No matter how much I try to avoid repeating myself in these articles, I know that some topics demand repeating. One of those is a discussion of the role of life insurance in your overall financial planning efforts. In recent months, I have had several clients receive premium notices for term policies that had run past the original level term time frame. In other words, a ten year level term policy was now in the eleventh year. In most cases, the premium is much higher than the original premium. You still have insurance, but you will be paying much more than a new policy would cost. For example, in the last few weeks, a client brought in his premium notice for a $1,000,000 term policy that was out of the initial 15 year level term period. The premium jumped from the level premium of slightly over $4,000 to $18,000. It is important to pay attention to your policy limits. Fortunately, this person was in good health and the existing policy could be replaced with significant savings and more coverage. You may not be a fan of life insurance, but it has its place in your plan. In a March, 2010 article in Financial Planning Magazine, “New Life”, the author suggests that adding life insurance to a portfolio can benefit you in several ways. It can free up assets that are otherwise allocated for protection and legacy goals, it can guarantee a legacy and replace wealth for heirs in cases where death would occur after a market downturn. Remember, also, that the death benefit from life insurance is typically transferred income tax free. Assuming that you are insurable, the cost of life insurance is not going to be a large percentage of your retirement assets. If you do have health issues and own term insurance, review your policy. Many term policies have a provision that will allow you to convert your term coverage to permanent coverage based on the same rating you enjoy with the term policy.

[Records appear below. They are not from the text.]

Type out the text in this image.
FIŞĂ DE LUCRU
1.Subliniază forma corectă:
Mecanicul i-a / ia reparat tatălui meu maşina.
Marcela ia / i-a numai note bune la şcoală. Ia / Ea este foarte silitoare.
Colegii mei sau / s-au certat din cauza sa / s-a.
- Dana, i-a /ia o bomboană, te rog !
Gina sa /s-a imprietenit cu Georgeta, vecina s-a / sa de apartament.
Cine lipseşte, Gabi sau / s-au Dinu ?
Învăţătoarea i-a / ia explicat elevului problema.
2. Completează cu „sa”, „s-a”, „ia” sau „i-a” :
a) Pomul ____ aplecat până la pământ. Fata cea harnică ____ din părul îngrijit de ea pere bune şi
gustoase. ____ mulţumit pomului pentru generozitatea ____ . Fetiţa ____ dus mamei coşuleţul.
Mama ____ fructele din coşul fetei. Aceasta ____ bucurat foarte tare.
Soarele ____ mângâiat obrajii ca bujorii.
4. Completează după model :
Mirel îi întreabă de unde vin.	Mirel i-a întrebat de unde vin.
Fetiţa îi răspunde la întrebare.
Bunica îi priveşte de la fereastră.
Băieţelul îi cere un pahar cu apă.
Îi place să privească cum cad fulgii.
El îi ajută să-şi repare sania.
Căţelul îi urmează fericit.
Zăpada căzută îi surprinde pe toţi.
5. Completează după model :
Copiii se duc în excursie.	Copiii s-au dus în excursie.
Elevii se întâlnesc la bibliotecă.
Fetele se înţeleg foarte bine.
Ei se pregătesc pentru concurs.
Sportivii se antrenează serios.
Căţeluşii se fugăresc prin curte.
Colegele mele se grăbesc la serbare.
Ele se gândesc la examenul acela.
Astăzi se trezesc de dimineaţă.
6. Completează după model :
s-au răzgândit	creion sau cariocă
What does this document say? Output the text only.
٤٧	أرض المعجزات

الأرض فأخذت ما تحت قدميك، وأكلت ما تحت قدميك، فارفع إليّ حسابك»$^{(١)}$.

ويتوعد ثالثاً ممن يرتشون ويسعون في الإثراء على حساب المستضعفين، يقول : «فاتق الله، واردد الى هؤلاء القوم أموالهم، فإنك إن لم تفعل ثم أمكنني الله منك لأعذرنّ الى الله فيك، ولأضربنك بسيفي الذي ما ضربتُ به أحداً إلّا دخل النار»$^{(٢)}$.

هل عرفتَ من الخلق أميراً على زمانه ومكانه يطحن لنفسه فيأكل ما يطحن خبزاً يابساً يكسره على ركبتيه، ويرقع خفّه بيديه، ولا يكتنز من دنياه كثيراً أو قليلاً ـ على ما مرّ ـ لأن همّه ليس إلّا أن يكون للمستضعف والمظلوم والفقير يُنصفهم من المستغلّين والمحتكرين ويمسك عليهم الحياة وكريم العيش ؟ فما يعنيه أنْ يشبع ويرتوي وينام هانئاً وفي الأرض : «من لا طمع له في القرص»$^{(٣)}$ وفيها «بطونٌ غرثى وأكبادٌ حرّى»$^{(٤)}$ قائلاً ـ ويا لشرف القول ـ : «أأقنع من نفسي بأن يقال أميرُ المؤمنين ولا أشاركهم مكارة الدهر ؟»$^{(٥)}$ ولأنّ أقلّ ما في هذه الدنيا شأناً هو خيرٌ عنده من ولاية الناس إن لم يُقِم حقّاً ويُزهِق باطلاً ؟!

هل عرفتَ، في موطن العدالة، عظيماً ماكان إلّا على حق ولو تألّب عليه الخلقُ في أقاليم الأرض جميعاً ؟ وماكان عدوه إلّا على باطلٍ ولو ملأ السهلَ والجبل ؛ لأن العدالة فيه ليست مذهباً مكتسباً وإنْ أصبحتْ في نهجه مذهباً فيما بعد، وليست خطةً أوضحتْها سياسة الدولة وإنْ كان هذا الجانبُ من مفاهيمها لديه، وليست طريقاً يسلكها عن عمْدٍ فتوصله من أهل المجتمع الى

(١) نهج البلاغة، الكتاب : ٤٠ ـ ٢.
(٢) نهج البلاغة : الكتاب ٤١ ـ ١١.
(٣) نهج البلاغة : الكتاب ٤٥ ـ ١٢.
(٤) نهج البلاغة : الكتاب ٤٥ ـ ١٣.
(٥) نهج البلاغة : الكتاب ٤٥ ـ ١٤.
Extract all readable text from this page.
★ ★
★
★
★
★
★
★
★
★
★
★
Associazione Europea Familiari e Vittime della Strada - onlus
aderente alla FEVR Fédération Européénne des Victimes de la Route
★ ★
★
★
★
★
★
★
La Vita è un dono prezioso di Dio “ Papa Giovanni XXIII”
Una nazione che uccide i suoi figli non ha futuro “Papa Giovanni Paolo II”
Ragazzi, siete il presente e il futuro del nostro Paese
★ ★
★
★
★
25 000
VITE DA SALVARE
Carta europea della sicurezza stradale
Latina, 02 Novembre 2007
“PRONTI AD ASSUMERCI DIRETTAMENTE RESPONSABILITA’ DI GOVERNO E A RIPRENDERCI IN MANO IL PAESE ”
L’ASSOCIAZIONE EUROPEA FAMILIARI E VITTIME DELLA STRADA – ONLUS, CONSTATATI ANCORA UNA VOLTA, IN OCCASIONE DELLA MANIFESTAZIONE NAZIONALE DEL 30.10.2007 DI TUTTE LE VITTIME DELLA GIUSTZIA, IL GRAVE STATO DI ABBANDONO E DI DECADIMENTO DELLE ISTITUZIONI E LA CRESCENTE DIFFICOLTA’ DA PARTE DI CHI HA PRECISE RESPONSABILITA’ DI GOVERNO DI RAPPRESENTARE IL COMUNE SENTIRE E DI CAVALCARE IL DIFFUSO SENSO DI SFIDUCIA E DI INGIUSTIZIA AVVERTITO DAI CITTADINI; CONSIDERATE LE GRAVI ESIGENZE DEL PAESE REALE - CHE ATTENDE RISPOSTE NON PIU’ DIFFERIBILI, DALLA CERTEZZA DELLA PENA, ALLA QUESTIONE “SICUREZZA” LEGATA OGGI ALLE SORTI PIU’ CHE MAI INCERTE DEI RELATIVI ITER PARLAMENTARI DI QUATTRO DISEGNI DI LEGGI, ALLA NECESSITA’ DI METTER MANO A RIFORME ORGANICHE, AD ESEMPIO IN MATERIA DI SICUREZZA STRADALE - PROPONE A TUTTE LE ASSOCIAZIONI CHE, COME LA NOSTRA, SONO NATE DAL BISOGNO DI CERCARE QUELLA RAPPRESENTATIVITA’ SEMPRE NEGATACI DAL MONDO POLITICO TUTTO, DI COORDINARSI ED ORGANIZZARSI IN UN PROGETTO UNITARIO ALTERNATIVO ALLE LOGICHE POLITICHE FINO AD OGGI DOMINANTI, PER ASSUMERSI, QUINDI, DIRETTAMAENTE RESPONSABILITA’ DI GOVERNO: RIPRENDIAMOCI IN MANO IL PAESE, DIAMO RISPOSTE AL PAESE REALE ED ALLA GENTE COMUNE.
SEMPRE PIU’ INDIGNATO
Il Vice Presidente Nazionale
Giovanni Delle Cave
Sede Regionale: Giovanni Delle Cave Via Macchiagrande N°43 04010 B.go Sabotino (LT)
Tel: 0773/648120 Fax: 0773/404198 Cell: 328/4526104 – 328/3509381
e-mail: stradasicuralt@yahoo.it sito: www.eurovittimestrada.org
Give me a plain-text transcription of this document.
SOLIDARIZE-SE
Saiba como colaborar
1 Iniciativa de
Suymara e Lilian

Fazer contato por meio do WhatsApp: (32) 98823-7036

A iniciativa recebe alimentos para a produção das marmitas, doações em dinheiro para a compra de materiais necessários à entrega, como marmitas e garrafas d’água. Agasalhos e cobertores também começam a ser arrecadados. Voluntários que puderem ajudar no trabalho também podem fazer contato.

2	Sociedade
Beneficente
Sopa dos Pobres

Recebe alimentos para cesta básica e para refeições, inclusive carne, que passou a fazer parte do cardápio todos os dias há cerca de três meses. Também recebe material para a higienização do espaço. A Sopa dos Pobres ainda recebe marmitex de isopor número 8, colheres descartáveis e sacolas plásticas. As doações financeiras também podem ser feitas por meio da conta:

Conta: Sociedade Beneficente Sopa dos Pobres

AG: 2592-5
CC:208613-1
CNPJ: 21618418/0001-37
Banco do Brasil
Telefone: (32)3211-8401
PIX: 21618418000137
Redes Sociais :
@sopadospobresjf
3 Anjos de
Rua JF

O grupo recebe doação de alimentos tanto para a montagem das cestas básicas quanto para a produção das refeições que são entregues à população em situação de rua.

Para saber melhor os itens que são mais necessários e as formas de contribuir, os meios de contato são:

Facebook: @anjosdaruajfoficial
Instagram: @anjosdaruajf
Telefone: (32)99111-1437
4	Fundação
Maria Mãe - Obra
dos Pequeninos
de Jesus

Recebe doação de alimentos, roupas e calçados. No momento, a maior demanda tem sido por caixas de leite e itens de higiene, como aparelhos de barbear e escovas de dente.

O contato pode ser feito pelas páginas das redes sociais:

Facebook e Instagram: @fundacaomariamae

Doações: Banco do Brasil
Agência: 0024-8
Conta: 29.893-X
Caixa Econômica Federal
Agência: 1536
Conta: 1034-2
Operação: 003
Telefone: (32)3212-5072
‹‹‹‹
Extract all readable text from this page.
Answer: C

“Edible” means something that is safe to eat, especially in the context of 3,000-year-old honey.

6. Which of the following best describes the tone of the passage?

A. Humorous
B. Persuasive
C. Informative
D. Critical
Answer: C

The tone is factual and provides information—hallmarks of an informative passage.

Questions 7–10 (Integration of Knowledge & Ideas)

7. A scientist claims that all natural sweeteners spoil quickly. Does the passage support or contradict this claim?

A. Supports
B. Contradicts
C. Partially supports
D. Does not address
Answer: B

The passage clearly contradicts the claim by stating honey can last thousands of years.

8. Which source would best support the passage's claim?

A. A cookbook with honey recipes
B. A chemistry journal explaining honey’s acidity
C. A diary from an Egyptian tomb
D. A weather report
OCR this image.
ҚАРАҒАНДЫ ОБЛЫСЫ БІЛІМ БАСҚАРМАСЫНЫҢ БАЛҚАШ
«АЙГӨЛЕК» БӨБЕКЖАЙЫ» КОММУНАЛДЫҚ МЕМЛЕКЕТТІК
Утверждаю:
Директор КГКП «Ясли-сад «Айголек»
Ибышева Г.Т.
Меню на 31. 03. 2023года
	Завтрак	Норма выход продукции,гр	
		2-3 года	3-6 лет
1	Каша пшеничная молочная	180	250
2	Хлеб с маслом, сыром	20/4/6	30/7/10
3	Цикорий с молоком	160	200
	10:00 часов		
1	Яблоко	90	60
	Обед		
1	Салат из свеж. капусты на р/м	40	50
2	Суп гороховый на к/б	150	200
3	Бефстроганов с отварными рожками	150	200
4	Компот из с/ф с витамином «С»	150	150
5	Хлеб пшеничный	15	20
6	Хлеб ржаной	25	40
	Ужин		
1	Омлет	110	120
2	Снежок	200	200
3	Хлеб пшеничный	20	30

In the same vein, recordkeeping is another area that we pay lip service to with little actual follow up. As is generally the case, where a need exists, an entrepreneur will try to find a solution. There is a service offered online by the name of WeRemember.org. Once registered, an individual fills out a form online listing insurance policies, wills, bank accounts and other pertinent information and where each is and/or who the attorney or advisor is that holds the actual hard copies. This company sends out regular e-mails reminding clients to update their information. No truly personal information, policy numbers or benefit amounts are kept by this service.
For parents with a child approaching graduation from high school and with plans for college, there was a memo in the May, 2010 Kiplinger’s Personal Finance Magazine concerning financial aid. Have your child apply to schools that he or she may be slightly overqualified for. Large public universities will have different systems for awarding aid than a small private school. The more types of schools that your student applies to, the better shot you have at a break on tuition. Also, even if you don’t think you qualify for aid, file the FAFSA. According to the article, very few students get nothing. Don’t be afraid to appeal a negative decision, especially if your financial situation changes for the worse. Finally, mention the competition.
A friend of mine lost his wife without warning last month. During the service celebrating her life, her pastor told us that my friend, during a conversation with the pastor, suddenly exclaimed, “I just can’t believe”….and I assumed that the completion to the sentence would be “that she is gone”. I was wrong. My friend proclaimed that he “just can’t believe that he was so blessed, so lucky to have this lady in his life for 42 years”. I try to say a prayer for my friend every morning, but I don’t have to worry. He believes. He knows that there’s more to life than what we experience in this world. How about you? There is a verse in a Bonnie Tyler song that says “forever’s going to start tonight”. God is waiting on you.